Faillite Frauduleuse et Transferts Intra-Groupe : La Cour de Cassation Clarifie avec l'Arrêt n° 27497 de 2025

La Cour de Cassation, par son arrêt n° 27497 du 25 juillet 2025, a apporté d'importantes clarifications en matière de faillite frauduleuse patrimoniale. La décision se concentre sur les transferts de ressources entre sociétés appartenant au même groupe, un sujet crucial pour la gestion des entreprises en difficulté et la responsabilité des dirigeants. Cette décision souligne l'importance d'une conduite transparente et diligente, réaffirmant les limites de la légalité dans un secteur en constante évolution.

La Détournement Patrimonial dans les Groupes de Sociétés

Le cas examiné par la Cour Suprême, qui a rejeté le recours contre une décision de la Cour d'Appel de Turin du 23 octobre 2024, concernait la qualification de faillite frauduleuse patrimoniale (art. 216 Loi sur la Faillite, désormais Code de la Crise) dans des contextes de transferts intra-groupe. L'arrêt 27497/2025 clarifie que l'appartenance à un groupe n'exclut pas le détournement. Un transfert de ressources d'une société en graves difficultés financières à une autre du même groupe, également en crise, sans aucune contrepartie économique, peut constituer le délit. La Cour souligne l'absence de bénéfice réel pour la société qui se dépouille de ses biens, rappelant le devoir des dirigeants d'agir dans l'intérêt de l'entité individuelle.

Analyse de la Maxime : La Limite du Délit

En matière de faillite frauduleuse patrimoniale, constitue une conduite de détournement le transfert de ressources entre sociétés appartenant au même groupe, effectué sans aucune contrepartie économique par une société en graves difficultés financières à une autre société en difficultés économiques, car, dans ce cas, aucune prognostique favorable de l'opération ne peut être admise.

Cette maxime est le cœur de la décision.
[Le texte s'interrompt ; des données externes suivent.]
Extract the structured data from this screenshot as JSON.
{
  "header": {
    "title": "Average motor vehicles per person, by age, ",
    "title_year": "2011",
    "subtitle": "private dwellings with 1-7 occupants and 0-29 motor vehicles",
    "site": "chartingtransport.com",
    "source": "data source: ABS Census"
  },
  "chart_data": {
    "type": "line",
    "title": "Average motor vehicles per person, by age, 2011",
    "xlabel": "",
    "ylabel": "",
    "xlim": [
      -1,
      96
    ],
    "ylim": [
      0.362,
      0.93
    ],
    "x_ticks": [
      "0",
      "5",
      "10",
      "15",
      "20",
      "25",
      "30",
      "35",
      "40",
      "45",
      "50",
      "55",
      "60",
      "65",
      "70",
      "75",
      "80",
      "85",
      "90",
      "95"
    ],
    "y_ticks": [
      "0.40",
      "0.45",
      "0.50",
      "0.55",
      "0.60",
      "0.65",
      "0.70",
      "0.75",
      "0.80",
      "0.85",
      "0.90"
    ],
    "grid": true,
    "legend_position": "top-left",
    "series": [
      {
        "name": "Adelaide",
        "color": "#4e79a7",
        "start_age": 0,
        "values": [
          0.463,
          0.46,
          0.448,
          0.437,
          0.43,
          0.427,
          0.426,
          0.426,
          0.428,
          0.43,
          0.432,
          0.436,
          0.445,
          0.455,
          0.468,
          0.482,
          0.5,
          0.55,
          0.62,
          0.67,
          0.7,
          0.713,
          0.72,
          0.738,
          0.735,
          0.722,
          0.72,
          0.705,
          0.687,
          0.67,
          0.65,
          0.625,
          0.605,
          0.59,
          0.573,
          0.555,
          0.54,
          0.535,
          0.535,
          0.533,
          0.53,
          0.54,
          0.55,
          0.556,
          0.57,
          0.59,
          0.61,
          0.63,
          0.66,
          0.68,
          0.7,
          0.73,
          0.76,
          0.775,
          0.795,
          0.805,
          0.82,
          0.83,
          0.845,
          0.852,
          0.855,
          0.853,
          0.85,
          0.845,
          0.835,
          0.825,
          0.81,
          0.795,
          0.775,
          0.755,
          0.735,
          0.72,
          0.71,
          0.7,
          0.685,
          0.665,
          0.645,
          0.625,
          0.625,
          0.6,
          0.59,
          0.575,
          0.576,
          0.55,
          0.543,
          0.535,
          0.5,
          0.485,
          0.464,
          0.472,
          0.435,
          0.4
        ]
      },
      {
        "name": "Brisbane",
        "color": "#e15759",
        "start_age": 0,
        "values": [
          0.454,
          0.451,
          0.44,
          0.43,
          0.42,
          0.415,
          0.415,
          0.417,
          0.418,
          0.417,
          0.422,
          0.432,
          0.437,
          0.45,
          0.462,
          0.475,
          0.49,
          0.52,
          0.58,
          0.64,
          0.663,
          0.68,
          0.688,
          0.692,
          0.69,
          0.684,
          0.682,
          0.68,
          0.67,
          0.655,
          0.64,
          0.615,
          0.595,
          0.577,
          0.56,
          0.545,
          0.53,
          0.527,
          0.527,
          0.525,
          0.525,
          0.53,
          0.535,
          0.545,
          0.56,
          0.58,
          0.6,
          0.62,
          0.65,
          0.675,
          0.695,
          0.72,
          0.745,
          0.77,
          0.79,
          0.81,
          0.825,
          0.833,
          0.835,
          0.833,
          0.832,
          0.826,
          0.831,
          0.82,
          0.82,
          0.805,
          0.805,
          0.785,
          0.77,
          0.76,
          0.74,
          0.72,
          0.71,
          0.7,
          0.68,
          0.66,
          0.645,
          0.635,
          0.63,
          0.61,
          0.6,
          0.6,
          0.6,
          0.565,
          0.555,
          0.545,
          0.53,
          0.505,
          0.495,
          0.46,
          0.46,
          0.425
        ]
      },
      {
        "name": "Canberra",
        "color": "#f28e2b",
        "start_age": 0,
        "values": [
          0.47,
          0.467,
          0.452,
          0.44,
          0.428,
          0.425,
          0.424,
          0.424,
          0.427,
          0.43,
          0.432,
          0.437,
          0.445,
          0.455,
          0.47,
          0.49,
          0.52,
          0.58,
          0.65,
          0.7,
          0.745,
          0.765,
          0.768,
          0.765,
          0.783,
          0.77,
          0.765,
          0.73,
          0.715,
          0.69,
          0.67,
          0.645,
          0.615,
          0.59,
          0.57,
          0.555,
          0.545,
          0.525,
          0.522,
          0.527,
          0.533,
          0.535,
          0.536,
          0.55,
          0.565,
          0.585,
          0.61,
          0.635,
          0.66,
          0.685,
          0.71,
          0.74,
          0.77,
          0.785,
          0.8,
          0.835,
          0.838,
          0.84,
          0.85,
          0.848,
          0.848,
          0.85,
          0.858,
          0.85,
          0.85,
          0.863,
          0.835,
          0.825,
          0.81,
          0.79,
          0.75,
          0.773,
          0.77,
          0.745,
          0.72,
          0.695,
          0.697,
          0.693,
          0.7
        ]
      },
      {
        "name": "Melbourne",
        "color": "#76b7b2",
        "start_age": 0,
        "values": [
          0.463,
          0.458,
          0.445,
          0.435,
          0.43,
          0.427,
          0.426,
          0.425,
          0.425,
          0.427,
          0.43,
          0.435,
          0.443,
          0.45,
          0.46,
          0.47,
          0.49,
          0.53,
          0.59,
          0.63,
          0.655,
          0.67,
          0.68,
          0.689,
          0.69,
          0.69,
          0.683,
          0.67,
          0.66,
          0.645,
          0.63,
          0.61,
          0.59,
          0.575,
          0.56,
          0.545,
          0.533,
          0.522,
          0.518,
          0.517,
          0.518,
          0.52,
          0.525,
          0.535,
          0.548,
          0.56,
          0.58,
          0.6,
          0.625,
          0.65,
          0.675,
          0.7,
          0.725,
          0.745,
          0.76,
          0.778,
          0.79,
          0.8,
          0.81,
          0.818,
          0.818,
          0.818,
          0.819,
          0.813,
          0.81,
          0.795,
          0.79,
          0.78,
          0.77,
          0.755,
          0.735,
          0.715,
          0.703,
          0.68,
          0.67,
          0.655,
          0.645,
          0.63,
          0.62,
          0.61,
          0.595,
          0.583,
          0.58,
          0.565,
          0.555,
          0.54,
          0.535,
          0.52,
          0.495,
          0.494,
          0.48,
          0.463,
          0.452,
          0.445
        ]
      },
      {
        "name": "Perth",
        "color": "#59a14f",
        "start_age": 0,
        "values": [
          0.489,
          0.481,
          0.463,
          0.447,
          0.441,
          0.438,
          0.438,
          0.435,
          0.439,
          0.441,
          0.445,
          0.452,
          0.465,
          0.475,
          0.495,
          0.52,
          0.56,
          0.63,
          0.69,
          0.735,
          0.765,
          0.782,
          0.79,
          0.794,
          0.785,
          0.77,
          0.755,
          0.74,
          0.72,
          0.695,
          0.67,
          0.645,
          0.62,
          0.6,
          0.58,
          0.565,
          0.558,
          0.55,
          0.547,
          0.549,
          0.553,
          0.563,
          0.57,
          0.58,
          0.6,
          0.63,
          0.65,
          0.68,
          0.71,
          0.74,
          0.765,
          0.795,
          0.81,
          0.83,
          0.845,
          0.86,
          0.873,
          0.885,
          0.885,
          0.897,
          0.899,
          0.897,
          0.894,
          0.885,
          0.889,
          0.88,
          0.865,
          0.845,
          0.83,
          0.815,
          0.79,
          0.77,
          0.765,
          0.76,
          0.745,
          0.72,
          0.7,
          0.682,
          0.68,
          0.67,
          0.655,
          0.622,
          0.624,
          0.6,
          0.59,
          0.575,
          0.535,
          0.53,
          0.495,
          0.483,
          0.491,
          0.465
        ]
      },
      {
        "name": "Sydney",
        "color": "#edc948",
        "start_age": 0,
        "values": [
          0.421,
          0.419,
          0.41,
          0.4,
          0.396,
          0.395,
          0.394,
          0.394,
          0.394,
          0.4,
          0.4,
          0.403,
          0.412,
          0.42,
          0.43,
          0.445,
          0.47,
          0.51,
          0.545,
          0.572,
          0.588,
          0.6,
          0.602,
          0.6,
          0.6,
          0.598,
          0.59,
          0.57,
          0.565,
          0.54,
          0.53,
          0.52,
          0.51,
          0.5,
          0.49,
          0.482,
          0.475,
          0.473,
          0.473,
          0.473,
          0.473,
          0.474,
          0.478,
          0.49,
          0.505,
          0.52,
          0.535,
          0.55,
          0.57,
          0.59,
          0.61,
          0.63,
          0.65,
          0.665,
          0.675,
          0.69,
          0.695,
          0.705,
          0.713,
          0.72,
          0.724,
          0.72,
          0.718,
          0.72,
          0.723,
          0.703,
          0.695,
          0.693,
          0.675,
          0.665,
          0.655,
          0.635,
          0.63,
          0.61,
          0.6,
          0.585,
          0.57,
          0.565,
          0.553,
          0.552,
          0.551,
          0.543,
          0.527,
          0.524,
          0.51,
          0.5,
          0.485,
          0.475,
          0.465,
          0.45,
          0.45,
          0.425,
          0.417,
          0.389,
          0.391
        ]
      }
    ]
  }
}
La Cassation établit que le détournement n'est pas seulement une soustraction physique, mais aussi une opération qui, bien que régulière, prive la société de ressources sans compensation adéquate, aggravant son insolvabilité. Si une société en profonde crise transfère des biens à une autre du groupe, également en difficulté, sans contrepartie, il y a un appauvrissement injustifié qui nuit aux créanciers. Le concept de "aucune prognostique favorable" est déterminant : dans un contexte de crise étendue au sein du groupe, il n'est pas légitime d'espérer que le transfert générera des bénéfices futurs pour la société qui s'est privée de ses ressources. L'opération est intrinsèquement dommageable et, par conséquent, constitutive d'un détournement. L'arrêt rappelle les principes de saine gestion d'entreprise et le devoir des dirigeants de préserver le patrimoine social (art. 2634 alinéa 3 du Code Civil). Le dol pour la faillite est générique : la simple conscience que l'acte puisse causer un préjudice aux créanciers suffit.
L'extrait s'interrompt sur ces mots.